Charles Owino a décrié le mauvais état des cellules kenyanes.

Il se souvient avoir visité une station où la puanteur de l’urine était écrasante, ce qui l’a incité à mobiliser des amis pour aider à améliorer l’assainissement.

Owino a souligné que les suspects ne sont pas autorisés à porter des vestes ou des pulls dans les cellules pour éviter les tentatives de se suicider.

Il a plaidé pour l’installation urgente de caméras de vidéosurveillance dans les postes de police pour surveiller le traitement des détenus.

Selon lui, la mort d’Ojwang pourrait également indiquer le sabotage interne au sein des forces de police.

Le gouvernement promet des réformes dans le secteur de la police

Le décès récent du blogueur et enseignant Albert Ojwang au poste de police central de Nairobi a repoussé la question de la brutalité policière dans l’attention nationale.

Sa mort a suscité l’indignation du public, déclenchant des manifestations à l’échelle nationale où plusieurs jeunes ont été blessés ou abattus par des officiers voyous déployés pour réprimer les manifestations.

En réponse, la secrétaire au Cabinet de l’Intérieur, Kipchumba Murkomen, a annoncé une série de réformes policières visant à renforcer la responsabilité et à assurer la sécurité des suspects en détention.

Plusieurs officiers supérieurs, dont l’OCS Samson Talaam de la station, ont depuis été arrêtés dans le cadre de la mort d’Ojwang.

Patrick Osoi, ancien soldat des opérations et des opérations spéciales du National Intelligence Service (NIS), a condamné le meurtre d’Ojwang comme un rappel douloureux du besoin urgent de mettre fin à la brutalité policière au Kenya.

« De tels incidents érodent la confiance du public et ternissent la réputation des services de police. Les agents impliqués dans des actes de violence ou de meurtre doivent être tenus personnellement responsables. Ce n’est que par la transparence et la justice que nous pouvons rétablir la confiance dans la police », a déclaré Osoi.

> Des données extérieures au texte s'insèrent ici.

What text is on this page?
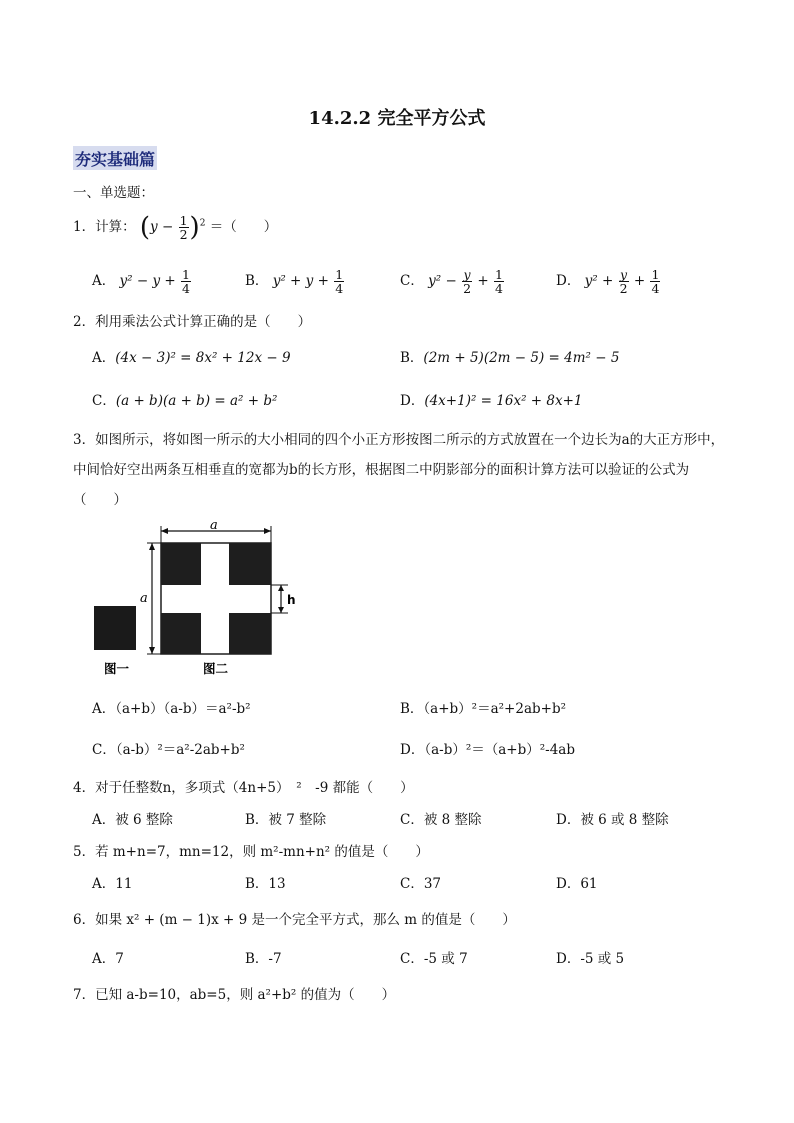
14.2.2 完全平方公式
夯实基础篇
一、单选题：
1．计算： $(y - \frac{1}{2} )^2$ ＝（　　）
A． $y^2 - y + \frac{1}{4}$	B． $y^2 + y + \frac{1}{4}$	C． $y^2 - \frac{y}{2} + \frac{1}{4}$	D． $y^2 + \frac{y}{2} + \frac{1}{4}$
2．利用乘法公式计算正确的是（　　）
A．(4x − 3)² = 8x² + 12x − 9	B．(2m + 5)(2m − 5) = 4m² − 5
C．(a + b)(a + b) = a² + b²	D．(4x+1)² = 16x² + 8x+1
3．如图所示，将如图一所示的大小相同的四个小正方形按图二所示的方式放置在一个边长为a的大正方形中，中间恰好空出两条互相垂直的宽都为b的长方形，根据图二中阴影部分的面积计算方法可以验证的公式为（　　）
a
a	h
图一	图二
A．（a+b）（a-b）＝a²-b²	B．（a+b）²＝a²+2ab+b²
C．（a-b）²＝a²-2ab+b²	D．（a-b）²＝（a+b）²-4ab
4．对于任整数n，多项式（4n+5）　²　-9 都能（　　）
A．被 6 整除	B．被 7 整除	C．被 8 整除	D．被 6 或 8 整除
5．若 m+n=7，mn=12，则 m²-mn+n² 的值是（　　）
A．11	B．13	C．37	D．61
6．如果 x² + (m − 1)x + 9 是一个完全平方式，那么 m 的值是（　　）
A．7	B．-7	C．-5 或 7	D．-5 或 5
7．已知 a-b=10，ab=5，则 a²+b² 的值为（　　）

Patrick Osoi a condamné la brutalité policière après la mort d'Albert Ojwang.

À la suite du meurtre d’Ojwang, des décès supplémentaires en garde à vue ont été signalés à travers le pays, y compris des incidents dans les comtés de Kisumu, Homa Bay et de Machakos.

Alors que la nation est aux prises avec la réforme de la police, la demande de justice pour Albert Ojwang et d’innombrables autres victimes restent un cri de rallye pour de nombreux Kenyans qui cherchent à la fin d’une culture de violence, d’intimidation et d’impunité.

Comment Albert Ojwang a-t-il été tué?

Pendant ce temps, l’agent de police James Mukhwana a avoué son implication dans le meurtre d’Ojwang.

Il a allégué qu’il avait été informé par Dig Eliud Lagat et Talam de recruter des détenus de longue date pour agresser Ojwang suffisamment pour avoir besoin d’une hospitalisation.

Cependant, les coups ont dégénéré hors de contrôle, laissant Ojwang avec de nombreuses ecchymoses et saignements, ce qui a finalement conduit à sa mort.

Relecture par Jackson Otukho, éditeur de copie à tuko.co.ke.